For Cisco CEO, successful people in technology have these 3 characteristics
The pace of change in Silicon Valley is relentless. New AI tools and great language models seem to emerge every week, and many professionals feel the pressure to constantly reskill just to keep from falling behind.
But, according to Cisco CEO Chuck Robbins, the people who rise to the top aren’t those who obsess over every new release. Instead, they tend to share three basic characteristics.
Also read: The key for anyone to make money with AI, according to billionaire: ‘Everyone will need it’
“Extremely successful people have this incredible combination: they understand technology, they have high EQ (emotional intelligence), and they really care about the team’s mission,” he said on the TBPN podcast earlier this month.
As competition intensifies in the age of AI, Robbins believes that collaboration—not individual heroism—is what sets standout performers apart from everyone else.
“Anyone who says they don’t care about their own success is lying. But (you have to) understand that when the team is successful, I’m going to be successful, so it’s easy for me to focus on the team.”
This mantra of teamwork has long been adopted by Cisco, even before Robbins occupied the CEO’s office. John Chambers, who was CEO from 1995 to 2015, recently said that team culture can be as important as strategy or vision.
He pointed to Cisco’s track record in the 1990s, when the company helped create nearly 10,000 employee millionaires, as proof that shared success can be a powerful motivator.
“There are good cultures. There are tough cultures. They all work as long as you’re consistent,” Chambers said on the Thirty Minute Mentors podcast. “For me, the culture is one of team play: you win as a team and you lose as a team, and we don’t expect to lose very often, so we share the success of my companies with all employees more generously than anyone ever has.”
Technology leaders bet big on emotional intelligence
A 2024 LinkedIn analysis found that among executives at S&P 500 companies and unicorns valued above $1 billion, there has been a 31% increase in the number of leaders who have highlighted soft skills in their profiles since 2018.
The five most popular include conducting effective presentations, strategic thinking, communication, strategic vision, and conflict resolution.
Aneesh Raman, director of economic opportunities at LinkedIn, pointed out five key pillars of emotional skills that companies look for in business: curiosity, compassion, courage, communication and creativity.
“These human skills will become increasingly central not just to how someone becomes an executive, but to the work of executives themselves: mobilizing teams and building a people-centered company,” he told Fortune at the time.

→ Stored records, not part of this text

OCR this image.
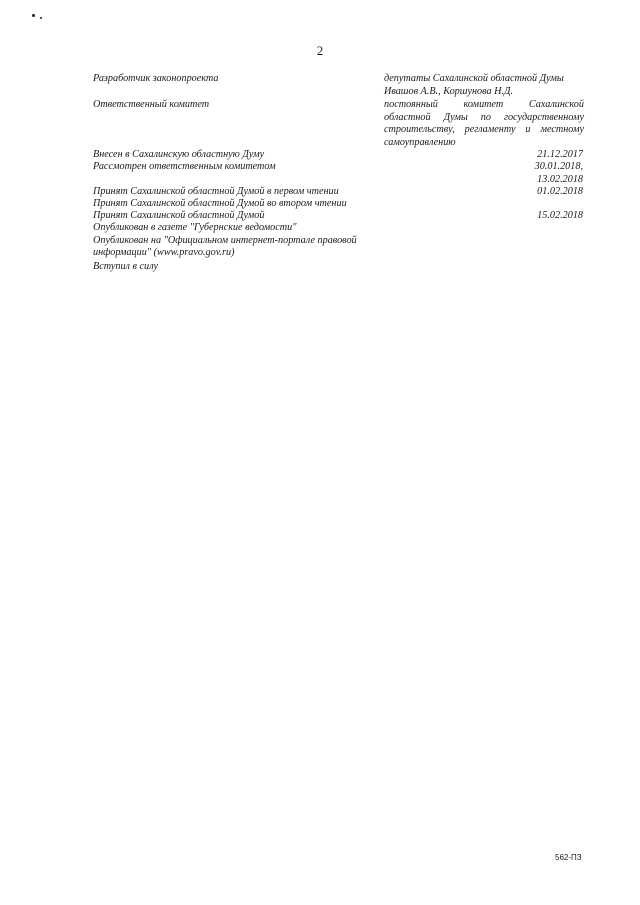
2
Разработчик законопроекта	депутаты Сахалинской областной Думы
Ивашов А.В., Коршунова Н.Д.
Ответственный комитет	постоянный комитет Сахалинской областной Думы по государственному строительству, регламенту и местному самоуправлению
Внесен в Сахалинскую областную Думу	21.12.2017
Рассмотрен ответственным комитетом	30.01.2018,
13.02.2018
Принят Сахалинской областной Думой в первом чтении	01.02.2018
Принят Сахалинской областной Думой во втором чтении
Принят Сахалинской областной Думой	15.02.2018
Опубликован в газете "Губернские ведомости"
Опубликован на "Официальном интернет-портале правовой
информации" (www.pravo.gov.ru)
Вступил в силу
562-ПЗ
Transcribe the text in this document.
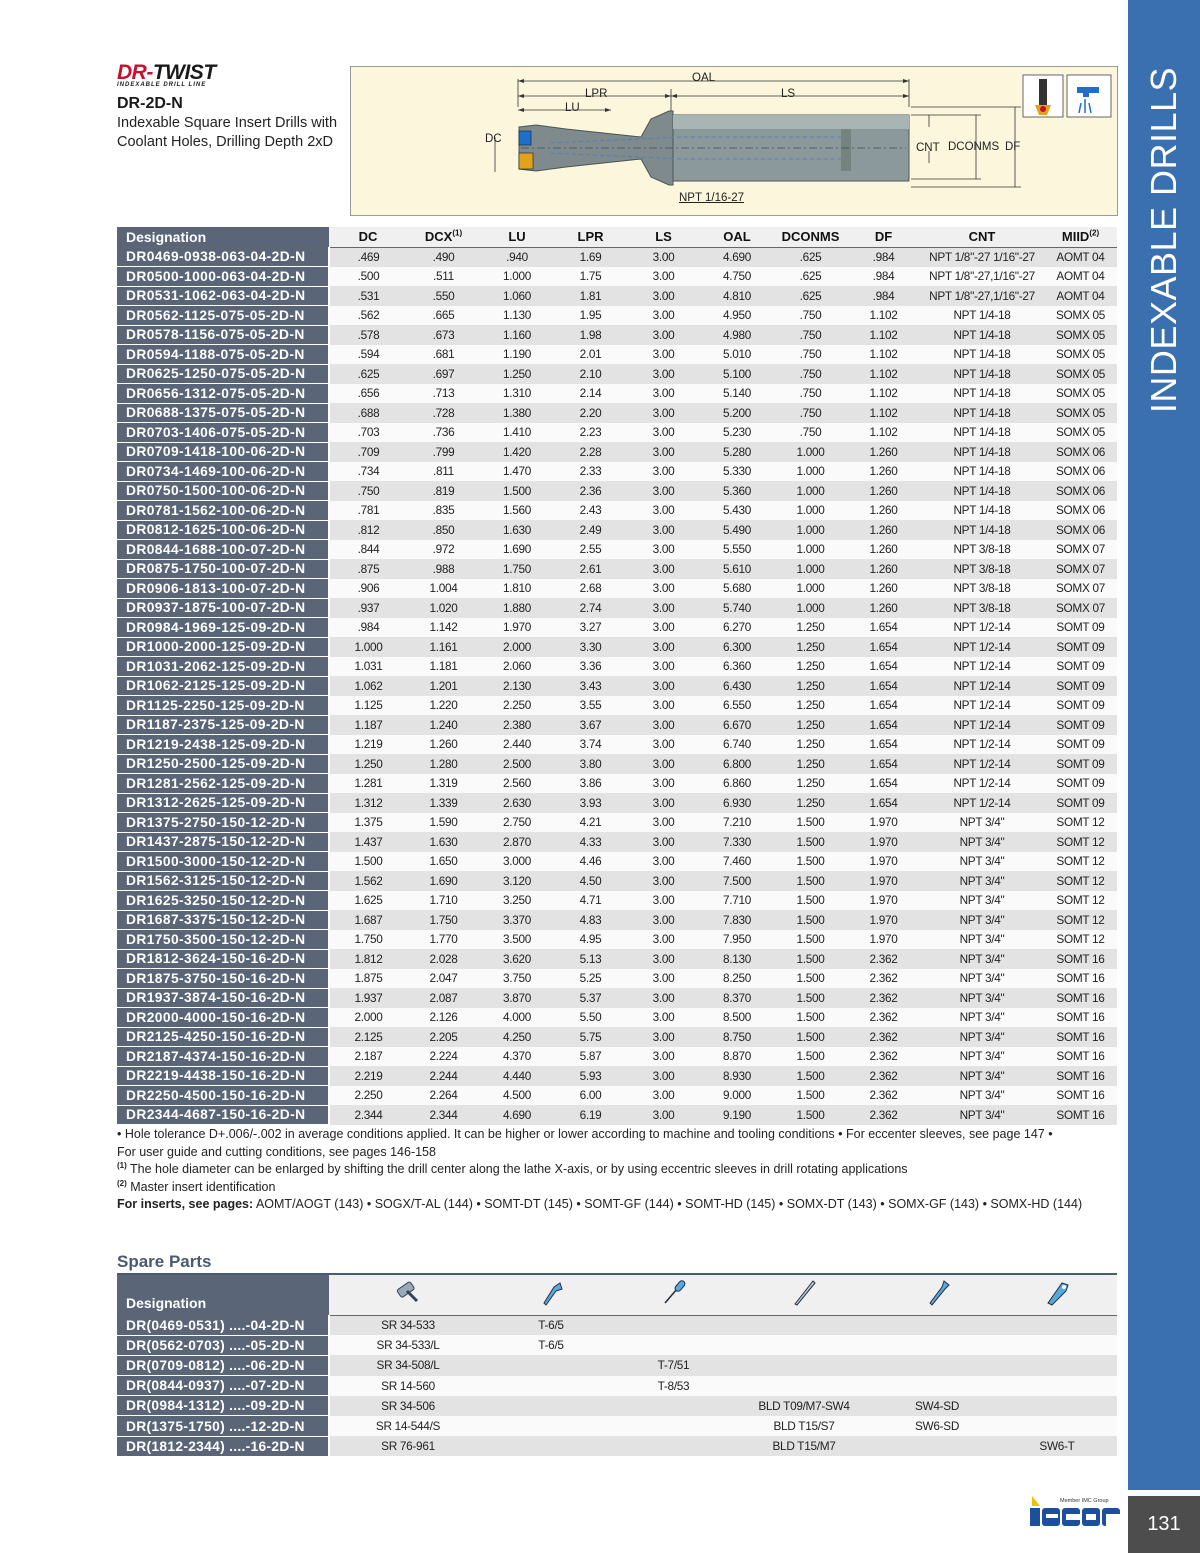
INDEXABLE DRILLS
131
DR-TWIST
INDEXABLE DRILL LINE
DR-2D-N
Indexable Square Insert Drills with Coolant Holes, Drilling Depth 2xD
OAL
LPR
LU
LS
DC
CNT DCONMS DF
NPT 1/16-27
Designation	DC	DCX$^{(1)}$	LU	LPR	LS	OAL	DCONMS	DF	CNT	MIID$^{(2)}$
DR0469-0938-063-04-2D-N	.469	.490	.940	1.69	3.00	4.690	.625	.984	NPT 1/8"-27 1/16"-27	AOMT 04
DR0500-1000-063-04-2D-N	.500	.511	1.000	1.75	3.00	4.750	.625	.984	NPT 1/8"-27,1/16"-27	AOMT 04
DR0531-1062-063-04-2D-N	.531	.550	1.060	1.81	3.00	4.810	.625	.984	NPT 1/8"-27,1/16"-27	AOMT 04
DR0562-1125-075-05-2D-N	.562	.665	1.130	1.95	3.00	4.950	.750	1.102	NPT 1/4-18	SOMX 05
DR0578-1156-075-05-2D-N	.578	.673	1.160	1.98	3.00	4.980	.750	1.102	NPT 1/4-18	SOMX 05
DR0594-1188-075-05-2D-N	.594	.681	1.190	2.01	3.00	5.010	.750	1.102	NPT 1/4-18	SOMX 05
DR0625-1250-075-05-2D-N	.625	.697	1.250	2.10	3.00	5.100	.750	1.102	NPT 1/4-18	SOMX 05
DR0656-1312-075-05-2D-N	.656	.713	1.310	2.14	3.00	5.140	.750	1.102	NPT 1/4-18	SOMX 05
DR0688-1375-075-05-2D-N	.688	.728	1.380	2.20	3.00	5.200	.750	1.102	NPT 1/4-18	SOMX 05
DR0703-1406-075-05-2D-N	.703	.736	1.410	2.23	3.00	5.230	.750	1.102	NPT 1/4-18	SOMX 05
DR0709-1418-100-06-2D-N	.709	.799	1.420	2.28	3.00	5.280	1.000	1.260	NPT 1/4-18	SOMX 06
DR0734-1469-100-06-2D-N	.734	.811	1.470	2.33	3.00	5.330	1.000	1.260	NPT 1/4-18	SOMX 06
DR0750-1500-100-06-2D-N	.750	.819	1.500	2.36	3.00	5.360	1.000	1.260	NPT 1/4-18	SOMX 06
DR0781-1562-100-06-2D-N	.781	.835	1.560	2.43	3.00	5.430	1.000	1.260	NPT 1/4-18	SOMX 06
DR0812-1625-100-06-2D-N	.812	.850	1.630	2.49	3.00	5.490	1.000	1.260	NPT 1/4-18	SOMX 06
DR0844-1688-100-07-2D-N	.844	.972	1.690	2.55	3.00	5.550	1.000	1.260	NPT 3/8-18	SOMX 07
DR0875-1750-100-07-2D-N	.875	.988	1.750	2.61	3.00	5.610	1.000	1.260	NPT 3/8-18	SOMX 07
DR0906-1813-100-07-2D-N	.906	1.004	1.810	2.68	3.00	5.680	1.000	1.260	NPT 3/8-18	SOMX 07
DR0937-1875-100-07-2D-N	.937	1.020	1.880	2.74	3.00	5.740	1.000	1.260	NPT 3/8-18	SOMX 07
DR0984-1969-125-09-2D-N	.984	1.142	1.970	3.27	3.00	6.270	1.250	1.654	NPT 1/2-14	SOMT 09
DR1000-2000-125-09-2D-N	1.000	1.161	2.000	3.30	3.00	6.300	1.250	1.654	NPT 1/2-14	SOMT 09
DR1031-2062-125-09-2D-N	1.031	1.181	2.060	3.36	3.00	6.360	1.250	1.654	NPT 1/2-14	SOMT 09
DR1062-2125-125-09-2D-N	1.062	1.201	2.130	3.43	3.00	6.430	1.250	1.654	NPT 1/2-14	SOMT 09
DR1125-2250-125-09-2D-N	1.125	1.220	2.250	3.55	3.00	6.550	1.250	1.654	NPT 1/2-14	SOMT 09
DR1187-2375-125-09-2D-N	1.187	1.240	2.380	3.67	3.00	6.670	1.250	1.654	NPT 1/2-14	SOMT 09
DR1219-2438-125-09-2D-N	1.219	1.260	2.440	3.74	3.00	6.740	1.250	1.654	NPT 1/2-14	SOMT 09
DR1250-2500-125-09-2D-N	1.250	1.280	2.500	3.80	3.00	6.800	1.250	1.654	NPT 1/2-14	SOMT 09
DR1281-2562-125-09-2D-N	1.281	1.319	2.560	3.86	3.00	6.860	1.250	1.654	NPT 1/2-14	SOMT 09
DR1312-2625-125-09-2D-N	1.312	1.339	2.630	3.93	3.00	6.930	1.250	1.654	NPT 1/2-14	SOMT 09
DR1375-2750-150-12-2D-N	1.375	1.590	2.750	4.21	3.00	7.210	1.500	1.970	NPT 3/4"	SOMT 12
DR1437-2875-150-12-2D-N	1.437	1.630	2.870	4.33	3.00	7.330	1.500	1.970	NPT 3/4"	SOMT 12
DR1500-3000-150-12-2D-N	1.500	1.650	3.000	4.46	3.00	7.460	1.500	1.970	NPT 3/4"	SOMT 12
DR1562-3125-150-12-2D-N	1.562	1.690	3.120	4.50	3.00	7.500	1.500	1.970	NPT 3/4"	SOMT 12
DR1625-3250-150-12-2D-N	1.625	1.710	3.250	4.71	3.00	7.710	1.500	1.970	NPT 3/4"	SOMT 12
DR1687-3375-150-12-2D-N	1.687	1.750	3.370	4.83	3.00	7.830	1.500	1.970	NPT 3/4"	SOMT 12
DR1750-3500-150-12-2D-N	1.750	1.770	3.500	4.95	3.00	7.950	1.500	1.970	NPT 3/4"	SOMT 12
DR1812-3624-150-16-2D-N	1.812	2.028	3.620	5.13	3.00	8.130	1.500	2.362	NPT 3/4"	SOMT 16
DR1875-3750-150-16-2D-N	1.875	2.047	3.750	5.25	3.00	8.250	1.500	2.362	NPT 3/4"	SOMT 16
DR1937-3874-150-16-2D-N	1.937	2.087	3.870	5.37	3.00	8.370	1.500	2.362	NPT 3/4"	SOMT 16
DR2000-4000-150-16-2D-N	2.000	2.126	4.000	5.50	3.00	8.500	1.500	2.362	NPT 3/4"	SOMT 16
DR2125-4250-150-16-2D-N	2.125	2.205	4.250	5.75	3.00	8.750	1.500	2.362	NPT 3/4"	SOMT 16
DR2187-4374-150-16-2D-N	2.187	2.224	4.370	5.87	3.00	8.870	1.500	2.362	NPT 3/4"	SOMT 16
DR2219-4438-150-16-2D-N	2.219	2.244	4.440	5.93	3.00	8.930	1.500	2.362	NPT 3/4"	SOMT 16
DR2250-4500-150-16-2D-N	2.250	2.264	4.500	6.00	3.00	9.000	1.500	2.362	NPT 3/4"	SOMT 16
DR2344-4687-150-16-2D-N	2.344	2.344	4.690	6.19	3.00	9.190	1.500	2.362	NPT 3/4"	SOMT 16
• Hole tolerance D+.006/-.002 in average conditions applied. It can be higher or lower according to machine and tooling conditions • For eccenter sleeves, see page 147 •
For user guide and cutting conditions, see pages 146-158
$^{(1)}$ The hole diameter can be enlarged by shifting the drill center along the lathe X-axis, or by using eccentric sleeves in drill rotating applications
$^{(2)}$ Master insert identification
For inserts, see pages: AOMT/AOGT (143) • SOGX/T-AL (144) • SOMT-DT (145) • SOMT-GF (144) • SOMT-HD (145) • SOMX-DT (143) • SOMX-GF (143) • SOMX-HD (144)
Spare Parts
Designation						
DR(0469-0531) ....-04-2D-N	SR 34-533	T-6/5				
DR(0562-0703) ....-05-2D-N	SR 34-533/L	T-6/5				
DR(0709-0812) ....-06-2D-N	SR 34-508/L		T-7/51			
DR(0844-0937) ....-07-2D-N	SR 14-560		T-8/53			
DR(0984-1312) ....-09-2D-N	SR 34-506			BLD T09/M7-SW4	SW4-SD	
DR(1375-1750) ....-12-2D-N	SR 14-544/S			BLD T15/S7	SW6-SD	
DR(1812-2344) ....-16-2D-N	SR 76-961			BLD T15/M7		SW6-T
Member IMC Group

And Robbins used his own career as an example of the power of high emotional intelligence. Before being named CEO in 2015, he rose through the ranks from account manager to top leadership. One of his secrets was not to ask for a promotion — but to let his skills speak for themselves — and to be honest with reality.
“I always believed that my job, every day, was an interview,” Robbins said on the How Leaders Lead podcast. “What I did in my role every day was show that I was the right candidate for the next position.”
Executives like JPMorgan’s Jamie Dimon and Amazon’s Andy Jassy embrace human skills
Robbins is not alone in seeing human skills as increasingly important.
JPMorgan Chase CEO Jamie Dimon recently said that while AI will reshape the workforce, employees who develop critical thinking and interpersonal skills will continue to be in demand.
“My advice to people would be: critical thinking, learn skills, develop your EQ, learn how to do well in a meeting, how to communicate, how to write. You’re going to have a lot of jobs,” Dimon told Fox News.
Amazon CEO Andy Jassy expressed a similar view, arguing that curiosity and the habit of asking “why” are essential to breaking down problems and unlocking innovation.
“We ask why and why not, all the time,” he wrote in his letter to shareholders last year. “It helps us deconstruct problems, get to the root causes, understand blockages and unlock doors that might previously have seemed impenetrable.”